31 Days of Holiday Cookies

BOB’S RED MILL HOLIDAY 2018 E-BOOK | 31 DAYS OF HOLIDAY COOKIES Cranberry Pistachio Shortbread MAKES: 48 COOKIES • PREP TIME: 15 MINUTES • COOK TIME: 12–15 MINUTES PASSIVE TIME: 4 HOURS • DIFFICULTY: DIFFICULT This truly festive shortbread features sweet dried cranberries and finely chopped pistachios for extra flair. Dip them in melted white and dark chocolate for a holiday-worthy touch. 3/4 cup Butter, or Vegan Butter, soft 1/2 cup Bob’s Red Mill® Cane Sugar 1/2 cup Pistachios, finely chopped 1/4 cup Dried Cranberries, finely chopped 2 cup Bob’s Red Mill® Unbleached White Fine Pastry Flour 1/4 tsp Salt White and Dark Chocolate, optional Instructions 1. With an electric mixer, beat together butter and sugar until light and fluffy.
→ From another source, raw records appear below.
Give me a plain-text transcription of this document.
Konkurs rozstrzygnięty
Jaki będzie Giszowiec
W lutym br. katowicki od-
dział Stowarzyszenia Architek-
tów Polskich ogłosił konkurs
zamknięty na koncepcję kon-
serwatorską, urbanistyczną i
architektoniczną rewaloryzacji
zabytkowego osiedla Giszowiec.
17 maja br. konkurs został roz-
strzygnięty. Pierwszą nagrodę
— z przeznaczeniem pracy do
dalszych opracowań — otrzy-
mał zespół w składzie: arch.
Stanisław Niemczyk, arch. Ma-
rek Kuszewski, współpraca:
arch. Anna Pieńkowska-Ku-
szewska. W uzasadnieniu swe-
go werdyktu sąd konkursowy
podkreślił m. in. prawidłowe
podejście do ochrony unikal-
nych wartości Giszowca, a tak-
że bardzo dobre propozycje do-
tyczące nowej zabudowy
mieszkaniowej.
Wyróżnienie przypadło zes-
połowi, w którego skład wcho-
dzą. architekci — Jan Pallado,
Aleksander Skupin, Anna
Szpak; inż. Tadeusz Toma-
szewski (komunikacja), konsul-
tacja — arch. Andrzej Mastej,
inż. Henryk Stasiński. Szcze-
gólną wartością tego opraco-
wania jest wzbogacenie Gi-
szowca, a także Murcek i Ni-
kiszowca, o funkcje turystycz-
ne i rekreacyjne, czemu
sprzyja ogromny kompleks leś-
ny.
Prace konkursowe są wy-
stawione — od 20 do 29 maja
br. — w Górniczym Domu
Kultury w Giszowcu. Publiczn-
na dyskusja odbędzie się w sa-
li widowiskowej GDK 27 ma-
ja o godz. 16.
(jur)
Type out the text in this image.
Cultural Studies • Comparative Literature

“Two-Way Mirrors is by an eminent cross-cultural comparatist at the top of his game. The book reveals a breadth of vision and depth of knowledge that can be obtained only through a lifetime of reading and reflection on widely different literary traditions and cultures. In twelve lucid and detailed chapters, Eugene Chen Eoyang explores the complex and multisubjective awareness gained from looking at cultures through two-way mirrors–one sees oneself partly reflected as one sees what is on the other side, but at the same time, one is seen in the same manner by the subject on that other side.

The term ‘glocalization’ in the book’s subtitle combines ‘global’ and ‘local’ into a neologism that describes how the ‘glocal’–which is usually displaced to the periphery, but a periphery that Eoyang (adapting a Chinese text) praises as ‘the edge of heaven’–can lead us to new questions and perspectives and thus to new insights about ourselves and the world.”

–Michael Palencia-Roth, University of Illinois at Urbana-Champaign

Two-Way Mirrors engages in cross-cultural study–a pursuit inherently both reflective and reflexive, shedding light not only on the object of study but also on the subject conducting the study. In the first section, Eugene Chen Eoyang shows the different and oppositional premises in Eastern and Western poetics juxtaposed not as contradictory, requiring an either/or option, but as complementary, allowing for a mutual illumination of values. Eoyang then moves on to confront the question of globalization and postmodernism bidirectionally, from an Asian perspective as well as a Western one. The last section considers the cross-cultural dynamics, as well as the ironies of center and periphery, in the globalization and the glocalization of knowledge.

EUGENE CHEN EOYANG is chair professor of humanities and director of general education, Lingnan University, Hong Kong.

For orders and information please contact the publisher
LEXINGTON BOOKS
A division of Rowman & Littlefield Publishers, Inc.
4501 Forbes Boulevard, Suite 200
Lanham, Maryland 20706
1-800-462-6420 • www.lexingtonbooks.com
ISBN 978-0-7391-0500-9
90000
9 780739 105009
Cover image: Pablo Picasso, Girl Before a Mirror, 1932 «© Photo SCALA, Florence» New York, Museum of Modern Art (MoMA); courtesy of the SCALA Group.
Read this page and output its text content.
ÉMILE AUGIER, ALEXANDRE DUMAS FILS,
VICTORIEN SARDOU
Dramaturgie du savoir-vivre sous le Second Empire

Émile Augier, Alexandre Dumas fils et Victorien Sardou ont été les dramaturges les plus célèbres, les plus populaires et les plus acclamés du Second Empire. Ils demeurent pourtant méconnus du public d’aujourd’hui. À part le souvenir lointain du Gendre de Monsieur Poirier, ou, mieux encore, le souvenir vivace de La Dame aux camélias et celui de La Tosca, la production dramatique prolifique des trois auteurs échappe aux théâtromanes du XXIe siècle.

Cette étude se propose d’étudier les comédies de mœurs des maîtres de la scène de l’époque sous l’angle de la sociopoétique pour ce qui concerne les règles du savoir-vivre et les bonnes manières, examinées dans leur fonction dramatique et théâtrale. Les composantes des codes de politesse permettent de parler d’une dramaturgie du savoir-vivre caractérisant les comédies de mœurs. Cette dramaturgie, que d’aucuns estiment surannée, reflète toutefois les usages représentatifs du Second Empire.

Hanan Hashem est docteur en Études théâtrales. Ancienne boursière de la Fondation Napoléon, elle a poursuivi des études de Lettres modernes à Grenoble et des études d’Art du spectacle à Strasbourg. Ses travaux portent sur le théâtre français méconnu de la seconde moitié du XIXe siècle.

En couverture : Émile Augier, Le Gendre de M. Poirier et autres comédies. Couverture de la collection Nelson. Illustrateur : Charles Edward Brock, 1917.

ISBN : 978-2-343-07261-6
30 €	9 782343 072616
Mix in pistachios and dried cranberries. Add flour and salt and mix well to make a stiff dough. 2. Divide dough in half and roll each piece in wax paper to make a cylinder about 2 inches in diameter and 6 inches long. Refrigerate dough until firm, at least 4 hours. 3. Meanwhile, preheat oven to 350°F and line baking sheets with parchment paper. 4. Slice dough into rounds about 1/4-inch thick. Arrange about 1 inch apart on cookie sheets. Bake 12 minutes or until edges are browned. Let cookies cool on baking sheet for a few seconds and then remove to a wire rack and let cool completely. 5. If desired, dip cooled cookies in melted dark or white chocolate. Let chocolate set before serving.